The armed Basque separatist group ETA, under pressure from political allies to renounce violence and weakened by the arrests of its leaders, has announced another ceasefire, suggesting it might turn to a political process in its quest for an independent homeland.
But the Basque regional Government immediately dismissed yesterday's announcement as meaningless, because ETA failed to renounce violence or announce its dissolution.
"It's absolutely insufficient because it does not take into account what the vast majority of Basque society demands and requires from ETA, which is that it definitively abandon terrorist activity," Basque regional Interior Minister Rodolfo Ares said in the first official comment on the announcement.
Spaniards also expressed scepticism, saying they had seen ETA ceasefires come and go before.
"We give them very little credibility," said Angeles Pedraza, president of the Association of Victims of Terrorism.
"Actually, we give them none at all. We are already used to this,"
The new pledge from ETA, which has been fighting for an independent homeland in parts of northern Spain and southwestern France since the late 1960s, left several key questions unanswered.
Besides silence on whether it will surrender its weapons, it did not say if the truce was open-ended and permanent, like one declared in 2006, or whether it would halt other activities, such as extorting money from business leaders or recruiting members.
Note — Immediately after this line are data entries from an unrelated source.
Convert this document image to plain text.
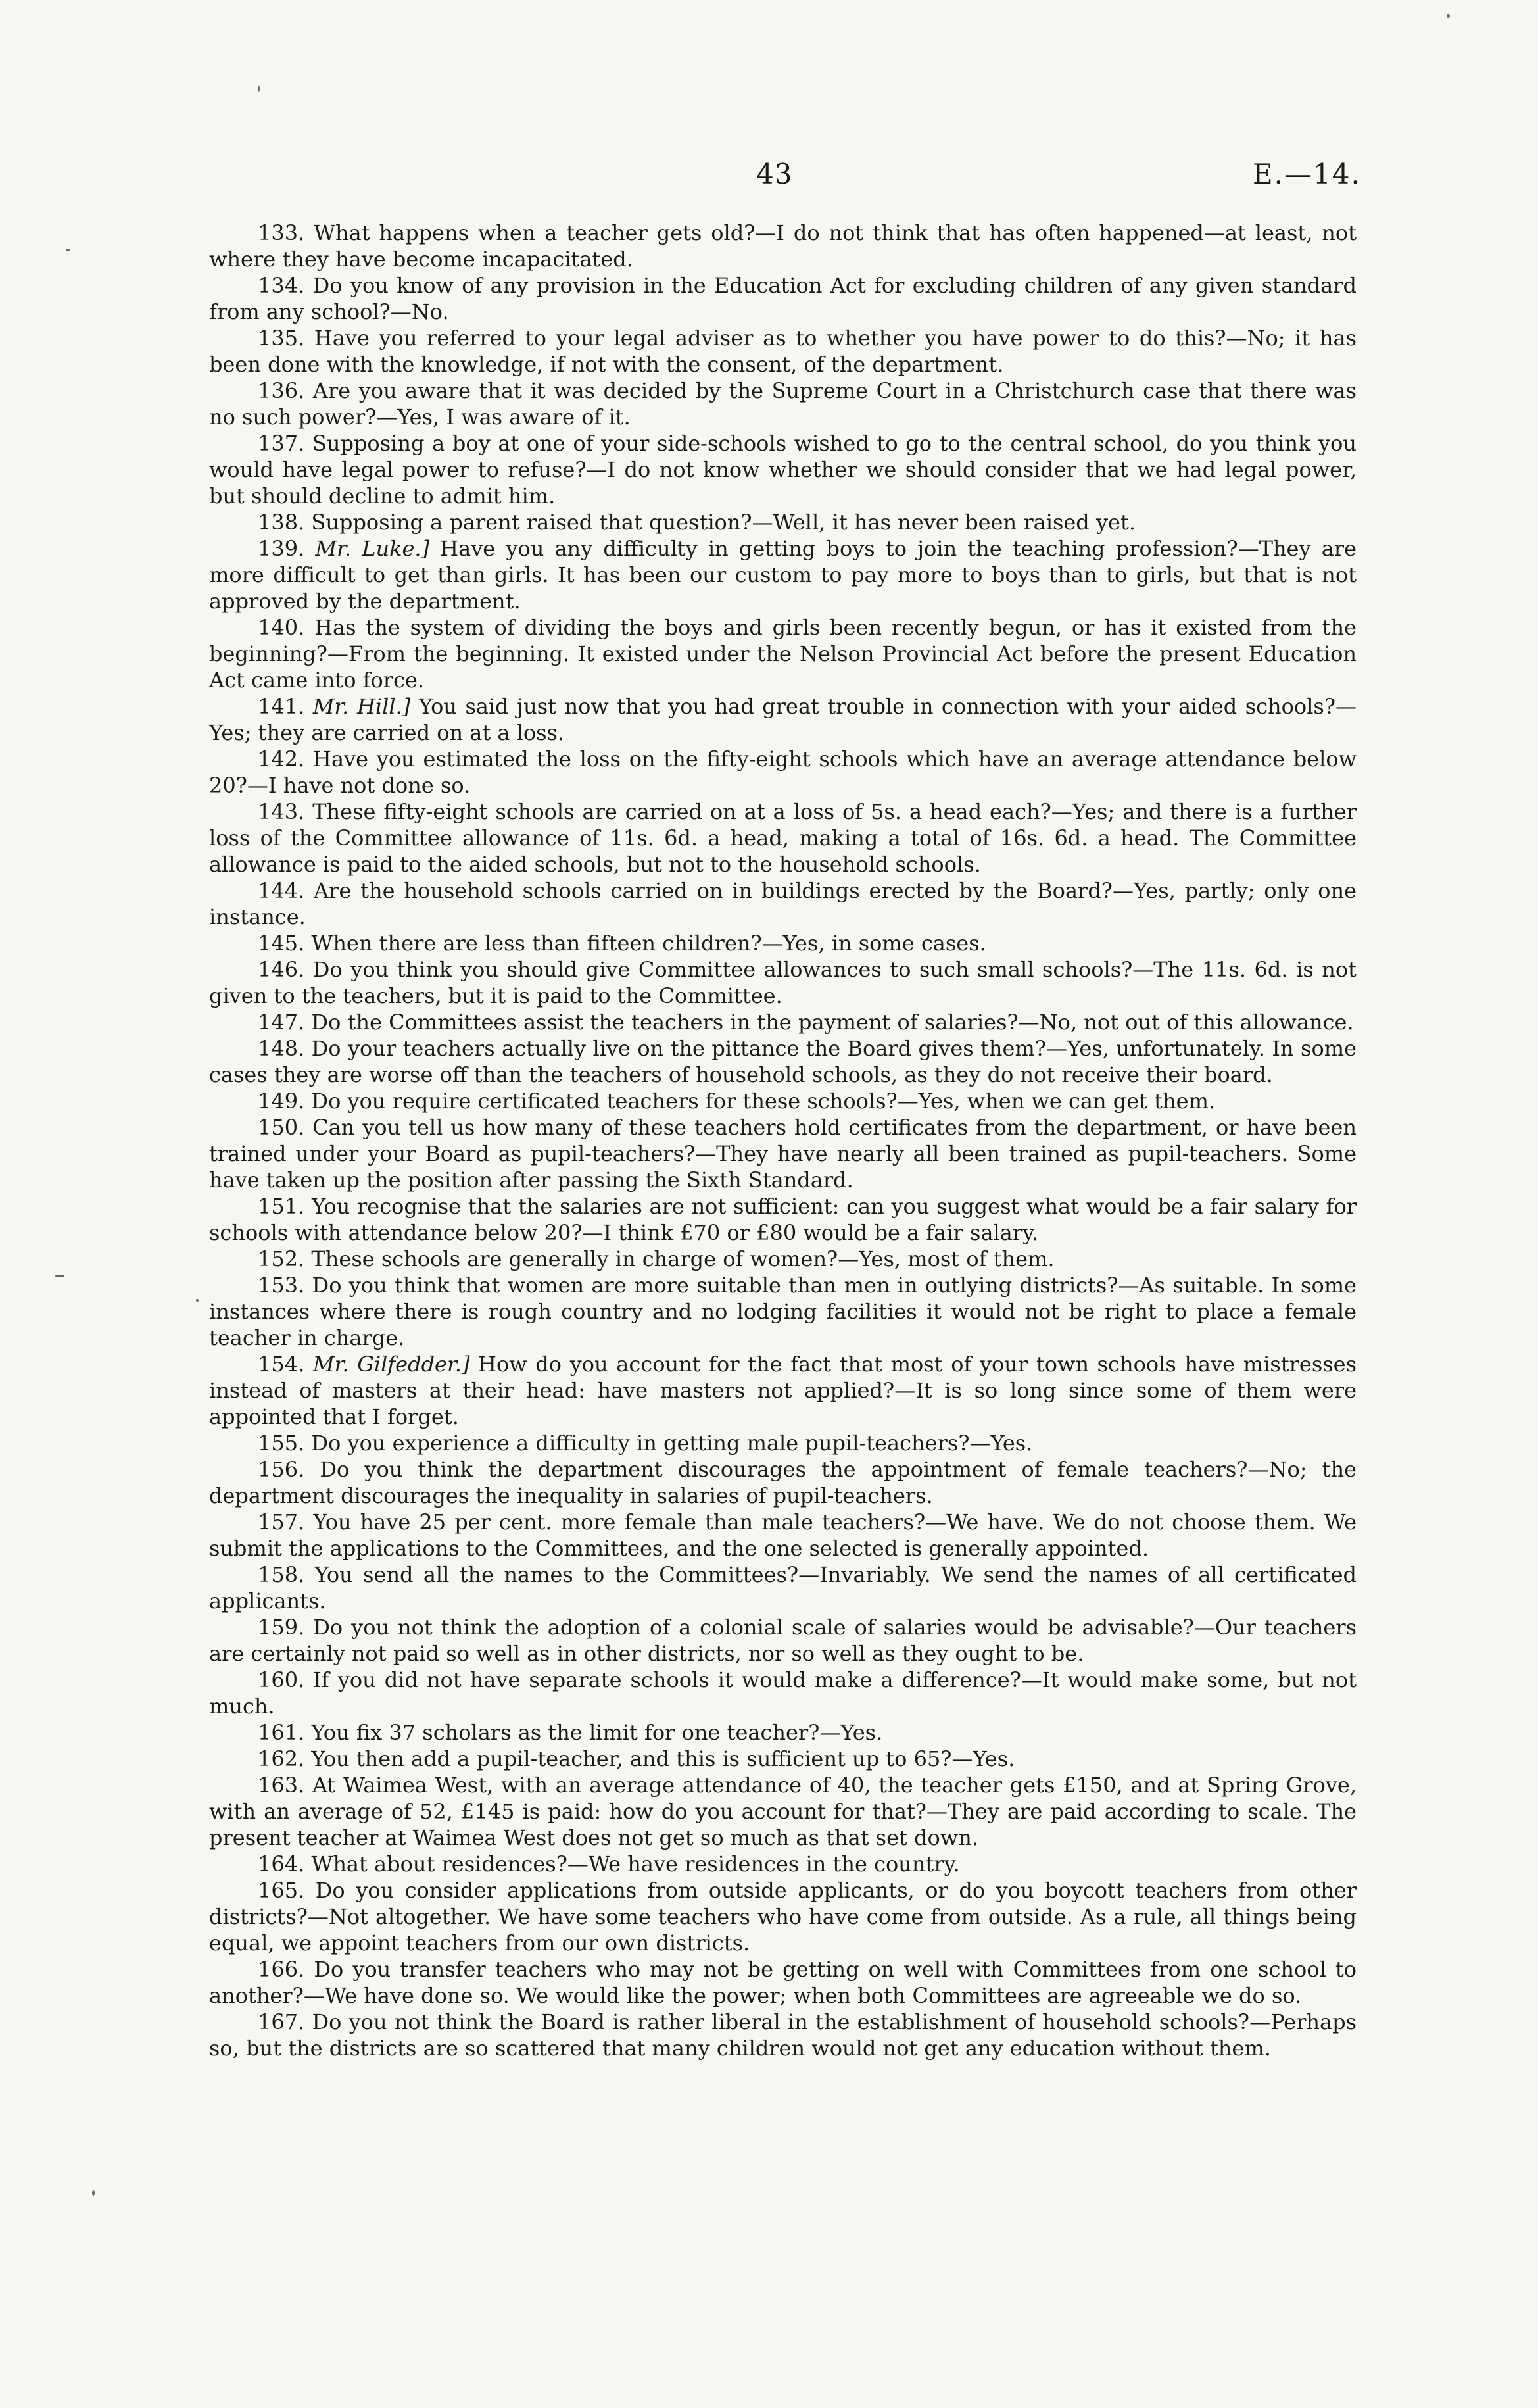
43	E.—14.

133. What happens when a teacher gets old?—I do not think that has often happened—at least, not where they have become incapacitated.

134. Do you know of any provision in the Education Act for excluding children of any given standard from any school?—No.

135. Have you referred to your legal adviser as to whether you have power to do this?—No; it has been done with the knowledge, if not with the consent, of the department.

136. Are you aware that it was decided by the Supreme Court in a Christchurch case that there was no such power?—Yes, I was aware of it.

137. Supposing a boy at one of your side-schools wished to go to the central school, do you think you would have legal power to refuse?—I do not know whether we should consider that we had legal power, but should decline to admit him.

138. Supposing a parent raised that question?—Well, it has never been raised yet.

139. Mr. Luke.] Have you any difficulty in getting boys to join the teaching profession?—They are more difficult to get than girls. It has been our custom to pay more to boys than to girls, but that is not approved by the department.

140. Has the system of dividing the boys and girls been recently begun, or has it existed from the beginning?—From the beginning. It existed under the Nelson Provincial Act before the present Education Act came into force.

141. Mr. Hill.] You said just now that you had great trouble in connection with your aided schools?—Yes; they are carried on at a loss.

142. Have you estimated the loss on the fifty-eight schools which have an average attendance below 20?—I have not done so.

143. These fifty-eight schools are carried on at a loss of 5s. a head each?—Yes; and there is a further loss of the Committee allowance of 11s. 6d. a head, making a total of 16s. 6d. a head. The Committee allowance is paid to the aided schools, but not to the household schools.

144. Are the household schools carried on in buildings erected by the Board?—Yes, partly; only one instance.

145. When there are less than fifteen children?—Yes, in some cases.

146. Do you think you should give Committee allowances to such small schools?—The 11s. 6d. is not given to the teachers, but it is paid to the Committee.

147. Do the Committees assist the teachers in the payment of salaries?—No, not out of this allowance.

148. Do your teachers actually live on the pittance the Board gives them?—Yes, unfortunately. In some cases they are worse off than the teachers of household schools, as they do not receive their board.

149. Do you require certificated teachers for these schools?—Yes, when we can get them.

150. Can you tell us how many of these teachers hold certificates from the department, or have been trained under your Board as pupil-teachers?—They have nearly all been trained as pupil-teachers. Some have taken up the position after passing the Sixth Standard.

151. You recognise that the salaries are not sufficient: can you suggest what would be a fair salary for schools with attendance below 20?—I think £70 or £80 would be a fair salary.

152. These schools are generally in charge of women?—Yes, most of them.

153. Do you think that women are more suitable than men in outlying districts?—As suitable. In some instances where there is rough country and no lodging facilities it would not be right to place a female teacher in charge.

154. Mr. Gilfedder.] How do you account for the fact that most of your town schools have mistresses instead of masters at their head: have masters not applied?—It is so long since some of them were appointed that I forget.

155. Do you experience a difficulty in getting male pupil-teachers?—Yes.

156. Do you think the department discourages the appointment of female teachers?—No; the department discourages the inequality in salaries of pupil-teachers.

157. You have 25 per cent. more female than male teachers?—We have. We do not choose them. We submit the applications to the Committees, and the one selected is generally appointed.

158. You send all the names to the Committees?—Invariably. We send the names of all certificated applicants.

159. Do you not think the adoption of a colonial scale of salaries would be advisable?—Our teachers are certainly not paid so well as in other districts, nor so well as they ought to be.

160. If you did not have separate schools it would make a difference?—It would make some, but not much.

161. You fix 37 scholars as the limit for one teacher?—Yes.

162. You then add a pupil-teacher, and this is sufficient up to 65?—Yes.

163. At Waimea West, with an average attendance of 40, the teacher gets £150, and at Spring Grove, with an average of 52, £145 is paid: how do you account for that?—They are paid according to scale. The present teacher at Waimea West does not get so much as that set down.

164. What about residences?—We have residences in the country.

165. Do you consider applications from outside applicants, or do you boycott teachers from other districts?—Not altogether. We have some teachers who have come from outside. As a rule, all things being equal, we appoint teachers from our own districts.

166. Do you transfer teachers who may not be getting on well with Committees from one school to another?—We have done so. We would like the power; when both Committees are agreeable we do so.

167. Do you not think the Board is rather liberal in the establishment of household schools?—Perhaps so, but the districts are so scattered that many children would not get any education without them.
Nor was there any mention of whether the ceasefire could be monitored by international observers as called for on Saturday by two Basque parties that back independence: ETA's outlawed political wing Batasuna and a more moderate pro-independence party called Eusko Alkartasuna.
Since late last year, divisions have been emerging and widening between ETA and the political parties that support it. Jailed ETA veterans have also been distancing themselves from the group, and enhanced French police co-operation has proved crucial in recent years in a neighbouring country that used to serve as a haven for ETA.
And Saturday's statement by those two parties was significant in that it marked the first time they had put down in writing that they wanted ETA to work toward independence through peaceful means, rather than with violence.
ETA's announcement was not a surprise in Spain - in recent months, many people in the Basque region had been expecting a ceasefire. Spanish Interior Minister Alfredo Perez Rubalcaba had said as recently as Saturday that he was expecting a ceasefire statement from ETA.
The announcement came in a video sent to the BBC and a statement published by the newspaper Gara, a pro-independence daily that often serves as a mouthpiece for ETA.
- AP
A HISTORY OF BROKEN PLEDGES
1959: Euzkadi Ta Askatasuna (Fatherland and Freedom) or ETA is founded by Basque students in response to dictator Francisco Franco's oppression.
1973: Prime Minister Admiral Luis Carrero Blanco assassinated.
1980: ETA escalates bombing, killing 118 people in the year.
1987: 21 people killed in a bomb attack on a Barcelona supermarket.
1998: ETA declares its first "indefinite" ceasefire.
2000: ETA detonates car bombs in Madrid and Vittoria.
2001: Politicians and the Spanish establishment are targeted. Among those killed are Judge Jose Maria Lidon and politicians Manuel Jimenez Abad and Froilan Elexpe. A car bomb in Madrid injures almost 100 people. The EU declares ETA a terrorist organisation.
2004: Mikel Albizu, one of ETA's most influential figures, arrested.
2006: ETA declares a new permanent ceasefire, but a deadly bomb attack at Madrid airport, in which two are killed prompts the Spanish Government to announce the peace process as "broken, liquidated and finished".
2007: ETA announces formal end to ceasefire. Leadership of Batasuna, ETA's political wing, arrested.
2008: ETA's most senior commander, Javier Lopez Pena, and its military chief Garikoitz Aspiazu Rubina, alias Txeroki, arrested in France.
2009: French police capture two senior figures in ETA's military leadership: Jurdan Martitegi, and Aitzol Irionda.
February 2010: Senior ETA commander Ibon Gogeascotxea is arrested in France.